Her `Tammy' still sings true
/The Boston Globe
Beverly Beckham
I was such a goofy kid that I actually believed that when you grew up, life turned into a musical. I was raised on musicals - Judy Garland, Doris Day, and Gene Kelly singing and dancing on the small TV in our living room, ``The King and I,'' ``Annie Get Your Gun,'' ``South Pacific'' - blaring from a record player when the TV wasn't on.
Music filled our little house. My mother sang. I sang. My father tried to sing.
I thought everyone sang.
Singing was so much a part of my world that I didn't think twice about getting up on stage at Symphony Hall and belting out ``Tammy,'' from ``Tammy and the Bachelor,'' in front of a crowd of hundreds when I was 10 years old. This is what people did, I thought. They sang. They danced. Plus my best friend Rose stood on the stage and sang, too.
The Policeman's Ball was a big deal back in 1957, and Symphony Hall was an even bigger deal. My father said it was where rich people went to listen to music. So that year, instead of buying just two tickets for my mother and himself, he bought four tickets so Rosemary and I could go.
The place was magical, a fairy tale, all crystal and gold and starched tablecloths and clinking glasses. Women wore swirling dresses and men had shiny shoes. Lights flashed and cigarette smoke swirled and the band - I'd never heard a live band before - played and played. The dance floor was never empty.
Until halfway through the night, when a girl Rose's and my age was invited up to the stage to sing.
And just like that the orchestra became background music, people stopped dancing, and all eyes were on her. This was exactly as I'd imagined. The grown-up world was a musical.
Rose and I were not novices. We had sung ``Tammy'' at least a million times before we sang it at Symphony Hall. We crooned it walking to school, walking home from school, walking around the playground, walking downtown. Alone or together, it was the song we practiced over and over in an effort to sound just like Debbie Reynolds, in an effort to be Debbie Reynolds.
Rose trilled the ``Whip-poor-will, whip-poor-will, you and I know'' part even better than Debbie Reynolds, I told her, so she always sang the second half and I always sang the beginning.

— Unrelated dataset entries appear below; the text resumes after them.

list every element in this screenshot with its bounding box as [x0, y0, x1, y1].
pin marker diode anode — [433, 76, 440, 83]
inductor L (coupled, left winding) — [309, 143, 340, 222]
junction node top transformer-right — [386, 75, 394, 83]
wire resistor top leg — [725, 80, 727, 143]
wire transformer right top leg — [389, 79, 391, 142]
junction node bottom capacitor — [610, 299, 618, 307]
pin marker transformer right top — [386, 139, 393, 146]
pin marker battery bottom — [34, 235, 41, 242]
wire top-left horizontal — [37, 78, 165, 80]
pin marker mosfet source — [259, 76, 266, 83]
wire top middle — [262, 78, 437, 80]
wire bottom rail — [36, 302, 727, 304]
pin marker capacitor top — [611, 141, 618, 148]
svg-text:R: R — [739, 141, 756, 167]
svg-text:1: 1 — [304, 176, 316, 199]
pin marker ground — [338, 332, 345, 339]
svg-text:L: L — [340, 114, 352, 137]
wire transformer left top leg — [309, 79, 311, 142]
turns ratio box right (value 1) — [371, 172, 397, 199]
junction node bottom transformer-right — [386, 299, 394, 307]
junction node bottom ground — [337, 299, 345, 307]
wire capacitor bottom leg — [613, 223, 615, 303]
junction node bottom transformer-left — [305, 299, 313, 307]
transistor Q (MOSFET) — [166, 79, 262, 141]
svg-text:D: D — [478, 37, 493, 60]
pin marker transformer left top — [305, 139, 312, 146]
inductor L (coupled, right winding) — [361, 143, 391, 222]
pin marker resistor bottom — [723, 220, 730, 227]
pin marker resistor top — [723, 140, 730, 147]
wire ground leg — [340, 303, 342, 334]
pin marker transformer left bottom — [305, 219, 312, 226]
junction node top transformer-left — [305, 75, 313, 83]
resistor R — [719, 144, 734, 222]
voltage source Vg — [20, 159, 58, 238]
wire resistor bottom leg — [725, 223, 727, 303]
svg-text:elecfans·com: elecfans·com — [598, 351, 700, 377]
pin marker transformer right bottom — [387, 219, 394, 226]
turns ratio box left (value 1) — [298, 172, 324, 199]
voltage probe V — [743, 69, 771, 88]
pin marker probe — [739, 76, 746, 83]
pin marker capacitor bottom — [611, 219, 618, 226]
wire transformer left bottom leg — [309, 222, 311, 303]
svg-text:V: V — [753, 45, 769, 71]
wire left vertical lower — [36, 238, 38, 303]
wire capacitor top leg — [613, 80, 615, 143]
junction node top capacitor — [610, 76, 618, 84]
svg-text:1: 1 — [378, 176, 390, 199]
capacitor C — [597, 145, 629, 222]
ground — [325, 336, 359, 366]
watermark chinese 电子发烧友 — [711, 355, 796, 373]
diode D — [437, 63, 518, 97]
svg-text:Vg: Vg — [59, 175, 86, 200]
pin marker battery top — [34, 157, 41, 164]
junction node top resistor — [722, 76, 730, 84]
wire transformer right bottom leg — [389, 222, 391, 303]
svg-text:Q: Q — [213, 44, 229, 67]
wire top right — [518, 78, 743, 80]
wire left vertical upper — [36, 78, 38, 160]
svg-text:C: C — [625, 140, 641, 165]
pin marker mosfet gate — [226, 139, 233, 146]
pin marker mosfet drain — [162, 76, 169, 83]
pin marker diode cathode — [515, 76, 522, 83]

Still, we had no intention of singing anything the night of the ball until that girl we didn't know stood center-stage and dazzled the crowd.
Then there was no stopping us.
I sang, Rose mute beside me, and when I finished the crowd clapped, thinking the song was finished. But then the band started again and Rose sang her half, and at the end the applause was even louder.
All the rest of the night, people said, ``So, you're the girls who sang?'' and ``Good job!'' and ``Well done'' and we basked in the praise.
And then the ball was over and years passed, lots of years, Tammy and the Policeman's Ball relegated to ancient history, to a long closed-off corner of my brain. Until one night when Lucy, my first grandchild, was a baby, and I'd sung her every song I could think of and still she wouldn't sleep. So I reached way back into the past and dusted off ``Tammy'' and sang not just the first verse but the whip-poor-wills, too, again and again and again.
And Lucy closed her eyes. And relaxed. And fell asleep.
They all fall asleep to this song. Every one of my grandchildren loves ``Tammy.'' I read them their stories. I sing them their own special songs. But it's ``Tammy'' they beg for, ``Tammy'' that makes them - thank God something makes them - nestle into their pillows, pull up their covers and yawn.